En somme et pour finir comme j’ai commencé, il est une fois de plus démontré qu’à bicyclette un homme sans l’aide d’aucun moteur mécanique ou animé, peut, en partant de grand matin de Lyon ou de Saint-Étienne aller prendre un bain le soir dans la Méditerranée et rentrer le lendemain chez lui. C’est là un fait qu’il est d’autant plus intéressant de faire connaître que le même trajet en 3e classe ne coûte pas moins de 75 à 80 francs aujourd’hui. À ce prix le bain serait un peu cher et l’on n’aurait eu ni le plaisir, ni l’hygiène qui accompagnent une randonnée de 600 kilomètres.  »
Vélocio, «  Meeting pascal  », Le Cycliste, Mai-Juin 1924, p.60-62, Source Archives Départementales de la Loire, cote PER1328_14

En 1927, le rendez-vous pascal fut donné aux Baux le 17 avril. Le jeune Philippe Marre, qui allait reprendre ensuite le Cycliste, partit de Paris, avec l’intention de faire connaissance avec son directeur d’alors. Il avait rendez-vous à Lyon avec un ami, puis à Valence avec Vélocio et trois grenoblois  :

«  Midi sonnait, le samedi 16, quand j’arrivai sur la place Bellecour pour y retrouver Vincent. Le temps s’était mis au beau, et un vent du nord de bon augure nous poussait, après déjeuner, quand nous prîmes la route de la rive droite du Rhône. Les premiers arbres en fleurs, à Serrières, me plongèrent dans une joie naïve. Et voici qu’après Sarras, dans la courbe sous la voie ferrée, nous dépassons un cycliste à cheveux blancs. Je ne connaissais pas Vélocio, et aurais-je pu prendre garde à ce vieillard  ? Mais Vincent s’était arrêté. Il avait reconnu M. de Vivie. Il me présentait, riant de mon étonnement. Car j’étais stupéfait, j’avais imaginé un colosse, je voyais un «  petit vieux  »  ; j’avais cru trouver un fier-à-bras, je découvrais un vieillard tout simple, à la rude moustache blanche, au crâne chauve, aux yeux bleus d’une extraordinaire douceur mais aussi d’un singulier magnétisme  ; je pensais voir un vélo extraordinaire, et j’inventoriais un vieux clou au guidon duquel pendaient deux sacs à la diable, avec des pneus de facteur.
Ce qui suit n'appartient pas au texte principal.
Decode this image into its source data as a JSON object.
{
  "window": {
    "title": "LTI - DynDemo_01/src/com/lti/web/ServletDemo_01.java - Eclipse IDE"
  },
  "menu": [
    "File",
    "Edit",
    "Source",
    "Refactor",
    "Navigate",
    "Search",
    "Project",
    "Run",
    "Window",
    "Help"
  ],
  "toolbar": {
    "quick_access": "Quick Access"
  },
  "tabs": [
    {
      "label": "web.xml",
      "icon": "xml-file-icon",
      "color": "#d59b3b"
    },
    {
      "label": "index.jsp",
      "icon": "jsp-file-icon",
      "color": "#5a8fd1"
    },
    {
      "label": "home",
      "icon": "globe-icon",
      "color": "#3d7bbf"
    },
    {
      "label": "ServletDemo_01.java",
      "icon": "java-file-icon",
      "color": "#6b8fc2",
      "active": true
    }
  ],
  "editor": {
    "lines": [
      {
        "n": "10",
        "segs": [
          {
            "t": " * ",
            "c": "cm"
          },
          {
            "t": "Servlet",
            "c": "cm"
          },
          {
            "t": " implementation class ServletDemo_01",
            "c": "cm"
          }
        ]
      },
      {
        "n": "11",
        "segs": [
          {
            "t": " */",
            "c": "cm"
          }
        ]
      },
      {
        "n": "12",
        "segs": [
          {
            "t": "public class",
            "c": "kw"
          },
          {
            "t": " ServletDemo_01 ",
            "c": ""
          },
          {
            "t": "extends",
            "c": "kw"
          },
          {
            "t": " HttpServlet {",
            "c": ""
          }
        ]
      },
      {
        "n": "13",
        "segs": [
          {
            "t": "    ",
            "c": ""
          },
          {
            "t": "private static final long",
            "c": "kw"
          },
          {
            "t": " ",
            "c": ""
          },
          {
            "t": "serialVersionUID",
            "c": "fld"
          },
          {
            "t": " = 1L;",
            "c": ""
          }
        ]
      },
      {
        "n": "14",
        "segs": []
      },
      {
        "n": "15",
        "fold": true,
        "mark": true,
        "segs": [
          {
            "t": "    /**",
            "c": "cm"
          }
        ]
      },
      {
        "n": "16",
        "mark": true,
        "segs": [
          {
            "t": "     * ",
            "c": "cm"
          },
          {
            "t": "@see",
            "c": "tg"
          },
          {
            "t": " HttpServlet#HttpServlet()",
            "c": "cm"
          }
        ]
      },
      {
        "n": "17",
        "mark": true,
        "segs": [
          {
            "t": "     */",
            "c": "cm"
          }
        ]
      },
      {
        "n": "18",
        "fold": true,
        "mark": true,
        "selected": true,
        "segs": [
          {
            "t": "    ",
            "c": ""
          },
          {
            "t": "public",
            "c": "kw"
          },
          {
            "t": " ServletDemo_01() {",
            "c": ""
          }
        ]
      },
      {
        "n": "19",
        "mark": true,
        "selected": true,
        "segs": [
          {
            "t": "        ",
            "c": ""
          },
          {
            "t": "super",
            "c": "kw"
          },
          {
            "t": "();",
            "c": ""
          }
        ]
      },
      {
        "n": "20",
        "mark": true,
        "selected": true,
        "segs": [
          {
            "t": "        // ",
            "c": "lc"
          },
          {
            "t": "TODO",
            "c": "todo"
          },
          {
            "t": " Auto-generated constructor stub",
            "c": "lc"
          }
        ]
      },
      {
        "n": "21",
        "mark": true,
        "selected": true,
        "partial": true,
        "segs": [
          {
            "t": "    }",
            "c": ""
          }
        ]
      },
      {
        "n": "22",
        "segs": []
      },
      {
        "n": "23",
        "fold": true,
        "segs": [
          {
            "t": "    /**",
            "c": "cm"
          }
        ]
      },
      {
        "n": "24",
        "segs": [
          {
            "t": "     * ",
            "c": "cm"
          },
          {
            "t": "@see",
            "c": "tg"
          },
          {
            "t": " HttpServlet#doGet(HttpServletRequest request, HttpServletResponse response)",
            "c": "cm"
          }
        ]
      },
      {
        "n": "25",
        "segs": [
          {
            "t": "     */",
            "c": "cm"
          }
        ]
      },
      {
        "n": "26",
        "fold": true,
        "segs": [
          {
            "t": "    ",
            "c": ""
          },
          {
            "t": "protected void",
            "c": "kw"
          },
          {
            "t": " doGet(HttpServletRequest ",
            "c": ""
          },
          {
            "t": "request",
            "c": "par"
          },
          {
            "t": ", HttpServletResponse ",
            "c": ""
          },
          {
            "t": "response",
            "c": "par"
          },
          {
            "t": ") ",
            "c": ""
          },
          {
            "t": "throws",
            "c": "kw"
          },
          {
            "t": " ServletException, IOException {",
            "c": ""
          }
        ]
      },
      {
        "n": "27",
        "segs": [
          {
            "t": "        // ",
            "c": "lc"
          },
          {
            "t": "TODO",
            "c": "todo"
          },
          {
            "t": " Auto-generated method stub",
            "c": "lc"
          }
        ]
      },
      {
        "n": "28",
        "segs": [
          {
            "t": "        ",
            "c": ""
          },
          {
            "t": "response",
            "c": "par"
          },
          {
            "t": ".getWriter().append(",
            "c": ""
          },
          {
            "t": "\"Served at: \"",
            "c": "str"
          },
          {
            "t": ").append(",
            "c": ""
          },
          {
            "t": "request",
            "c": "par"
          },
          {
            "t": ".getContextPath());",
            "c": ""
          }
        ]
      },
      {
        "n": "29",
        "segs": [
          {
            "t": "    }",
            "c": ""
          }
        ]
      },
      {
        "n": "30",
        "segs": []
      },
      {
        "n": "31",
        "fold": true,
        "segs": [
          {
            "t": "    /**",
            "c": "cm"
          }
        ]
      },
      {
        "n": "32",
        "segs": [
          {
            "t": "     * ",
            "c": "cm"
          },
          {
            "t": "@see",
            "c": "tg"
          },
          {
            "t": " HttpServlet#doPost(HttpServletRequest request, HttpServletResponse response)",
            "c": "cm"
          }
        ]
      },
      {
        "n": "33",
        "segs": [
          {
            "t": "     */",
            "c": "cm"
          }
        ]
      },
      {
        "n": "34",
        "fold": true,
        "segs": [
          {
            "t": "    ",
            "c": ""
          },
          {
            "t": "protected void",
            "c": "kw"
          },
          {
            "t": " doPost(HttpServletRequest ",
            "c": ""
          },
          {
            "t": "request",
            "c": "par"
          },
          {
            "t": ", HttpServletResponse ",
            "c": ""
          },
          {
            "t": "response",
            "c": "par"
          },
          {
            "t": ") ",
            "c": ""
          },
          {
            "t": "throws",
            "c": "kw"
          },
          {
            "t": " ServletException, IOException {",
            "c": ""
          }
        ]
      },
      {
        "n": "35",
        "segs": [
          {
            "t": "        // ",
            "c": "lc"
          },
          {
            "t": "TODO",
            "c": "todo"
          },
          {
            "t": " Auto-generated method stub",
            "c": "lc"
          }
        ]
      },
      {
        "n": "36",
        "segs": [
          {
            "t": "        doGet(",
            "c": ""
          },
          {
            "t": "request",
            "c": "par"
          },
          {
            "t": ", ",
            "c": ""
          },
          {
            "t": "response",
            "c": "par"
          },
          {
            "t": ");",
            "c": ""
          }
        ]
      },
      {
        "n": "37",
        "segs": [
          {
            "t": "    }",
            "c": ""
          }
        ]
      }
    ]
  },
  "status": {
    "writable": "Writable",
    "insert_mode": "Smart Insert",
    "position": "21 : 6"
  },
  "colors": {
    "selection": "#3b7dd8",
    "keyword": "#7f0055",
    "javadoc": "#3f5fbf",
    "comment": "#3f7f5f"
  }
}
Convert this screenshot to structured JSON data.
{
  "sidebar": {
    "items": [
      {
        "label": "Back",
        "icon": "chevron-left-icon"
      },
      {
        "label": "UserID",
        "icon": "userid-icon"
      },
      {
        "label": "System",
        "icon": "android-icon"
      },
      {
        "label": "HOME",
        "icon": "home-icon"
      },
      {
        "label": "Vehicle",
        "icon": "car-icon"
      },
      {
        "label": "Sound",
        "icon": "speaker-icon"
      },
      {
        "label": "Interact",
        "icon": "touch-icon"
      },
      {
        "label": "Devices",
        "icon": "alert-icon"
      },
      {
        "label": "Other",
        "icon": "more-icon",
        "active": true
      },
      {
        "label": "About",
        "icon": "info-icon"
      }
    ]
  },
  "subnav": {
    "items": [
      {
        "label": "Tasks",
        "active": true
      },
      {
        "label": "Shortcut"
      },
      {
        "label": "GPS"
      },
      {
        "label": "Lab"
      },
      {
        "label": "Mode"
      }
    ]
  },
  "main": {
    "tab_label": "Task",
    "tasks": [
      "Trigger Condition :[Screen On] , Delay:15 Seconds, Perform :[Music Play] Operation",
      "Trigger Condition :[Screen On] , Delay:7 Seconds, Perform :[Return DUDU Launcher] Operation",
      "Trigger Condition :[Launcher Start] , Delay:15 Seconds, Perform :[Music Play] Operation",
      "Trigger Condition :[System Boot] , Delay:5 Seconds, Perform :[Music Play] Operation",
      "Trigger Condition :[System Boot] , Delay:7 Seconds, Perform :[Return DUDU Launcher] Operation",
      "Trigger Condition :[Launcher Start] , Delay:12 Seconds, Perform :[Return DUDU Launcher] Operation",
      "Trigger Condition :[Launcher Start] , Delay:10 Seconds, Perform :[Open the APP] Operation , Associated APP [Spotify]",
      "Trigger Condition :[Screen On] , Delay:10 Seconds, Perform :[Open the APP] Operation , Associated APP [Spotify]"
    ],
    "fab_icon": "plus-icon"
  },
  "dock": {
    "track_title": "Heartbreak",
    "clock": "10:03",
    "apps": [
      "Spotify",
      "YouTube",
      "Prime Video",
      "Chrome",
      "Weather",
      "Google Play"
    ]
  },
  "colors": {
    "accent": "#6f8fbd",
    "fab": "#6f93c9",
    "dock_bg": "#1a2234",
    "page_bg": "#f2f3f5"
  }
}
Je n’étais pas déçu, j’étais interloqué. Puis, rapidement, je devais comprendre. Nous repartîmes, sans pouvoir soupçonner que Vincent venait de souder, dans ce calme décor rhodanien d’une après-midi de printemps l’ancienne et la future (l’actuelle) direction du  «  Cycliste  ». Vélocio nous menait le train, et ce fut bien vite le 30 et le 35 à l’heure. Les pneus de facteur étaient en réalité les premiers pneus-ballons du marché français, et, sur la route alors mauvaise, semée de rechargements, je compris tout de suite qu’ils buvaient bien mieux l’obstacle que mes boyaux.
Nous étions à Valence à la tombée de la nuit pour y dîner et y retrouver quatre Grenoblois, dont M. et Mme Bouillier . À dix heures du soir, nous repartions en caravane, par une splendide nuit étoilée, poussés par un vent infernal.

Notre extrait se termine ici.